- Born: November 20, 1945 (age 80) Toronto, Ontario, Canada
- Citizenship: United States
- Education: University of Chicago
- Known for: Single-electron transistor
- Awards: David Adler Lectureship Award (1995) Oliver E. Buckley Condensed Matter Prize (2000) National Academy of Sciences (2008)
- Scientific career
- Fields: Physicist
- Workplaces: Massachusetts Institute of Technology

= Marc A. Kastner =

American physicist

Marc A. Kastner (born November 20, 1945) is an American physicist and Donner Professor of Science and the former dean of the School of Science at the Massachusetts Institute of Technology.
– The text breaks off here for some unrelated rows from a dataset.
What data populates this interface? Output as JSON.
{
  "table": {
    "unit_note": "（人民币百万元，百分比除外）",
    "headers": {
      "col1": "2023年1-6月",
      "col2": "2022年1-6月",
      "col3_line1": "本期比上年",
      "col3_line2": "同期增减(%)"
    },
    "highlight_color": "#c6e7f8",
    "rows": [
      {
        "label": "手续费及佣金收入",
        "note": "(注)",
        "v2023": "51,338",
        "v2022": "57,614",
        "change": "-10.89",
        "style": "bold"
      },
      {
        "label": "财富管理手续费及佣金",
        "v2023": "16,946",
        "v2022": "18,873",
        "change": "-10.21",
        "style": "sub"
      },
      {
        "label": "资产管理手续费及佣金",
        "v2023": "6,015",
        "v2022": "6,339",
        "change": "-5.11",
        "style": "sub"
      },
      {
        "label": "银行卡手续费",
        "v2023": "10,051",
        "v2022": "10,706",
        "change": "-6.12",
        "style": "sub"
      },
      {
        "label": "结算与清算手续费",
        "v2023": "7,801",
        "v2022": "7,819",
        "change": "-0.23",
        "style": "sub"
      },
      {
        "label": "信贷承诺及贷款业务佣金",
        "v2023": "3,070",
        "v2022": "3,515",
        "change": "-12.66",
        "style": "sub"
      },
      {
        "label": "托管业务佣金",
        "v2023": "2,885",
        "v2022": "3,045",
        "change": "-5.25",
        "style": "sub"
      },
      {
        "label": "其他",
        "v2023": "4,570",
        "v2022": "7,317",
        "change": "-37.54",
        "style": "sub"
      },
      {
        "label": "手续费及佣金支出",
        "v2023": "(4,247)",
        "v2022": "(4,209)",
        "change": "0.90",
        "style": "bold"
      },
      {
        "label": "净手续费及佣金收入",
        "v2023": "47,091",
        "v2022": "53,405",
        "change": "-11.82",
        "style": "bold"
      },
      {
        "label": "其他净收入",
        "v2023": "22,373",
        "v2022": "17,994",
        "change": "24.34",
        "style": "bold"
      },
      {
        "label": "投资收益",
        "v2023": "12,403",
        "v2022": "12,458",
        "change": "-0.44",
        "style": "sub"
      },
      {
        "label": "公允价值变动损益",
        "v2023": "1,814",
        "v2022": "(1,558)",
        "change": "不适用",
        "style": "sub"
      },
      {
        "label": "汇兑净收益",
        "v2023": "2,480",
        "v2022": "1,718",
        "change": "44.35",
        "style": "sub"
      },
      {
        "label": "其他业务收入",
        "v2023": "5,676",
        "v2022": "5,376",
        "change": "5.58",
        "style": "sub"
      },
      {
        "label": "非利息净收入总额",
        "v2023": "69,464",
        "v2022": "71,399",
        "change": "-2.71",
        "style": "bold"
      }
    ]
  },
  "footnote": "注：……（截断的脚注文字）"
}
Currently he is president of the Science Philanthropy Alliance.

== Early years ==
Kastner was born in Toronto, Ontario, on November 20, 1945. He completed his B.S. in chemistry in 1967, M.S. in 1969 and Ph.D. in physics in 1972 from the University of Chicago.

== Academic career ==
Kastner was a Harvard Research Fellow from 1972 to 1973. He joined the faculty of the Massachusetts Institute of Technology in 1973. He became Donner Professor of Science at MIT in 1989. He was appointed department head in February 1998. He served as the dean of the School of Science at MIT from 2007 to 2013, when he was nominated by President Barack Obama to become head of the Office of Science in the Department of Energy. His nomination was caught up in politics between the President and Congress, and he withdrew his name to become president of the Science Philanthropy Alliance in 2014. Kastner retired from the Alliance in 2020.

== Research ==
Kastner was a researcher on amorphous semiconductors. His early research focused on the relationship between chemical bonding and the electronic structure of defects in glasses.

In 1990, his group at MIT discovered the single-electron transistor. It is a device in which electrostatic fields confine electrons to a small region of space inside a semiconductor. Single-electron transistors turn on and off again every time one electron is added. In an interview, he said that the discovery that a transistor could turn on and off again every time an electron was added to it was one of the most astounding and exciting experiences of his life.

His recent research focused on the electronic properties of nanometer-size semiconductor structures and on the physics of high temperature (Tc ) superconductivity.

==Awards==
Kastner received the 1995 David Adler Lectureship Award in the Field of Materials Physics from the American Physical Society for his research on semiconductors.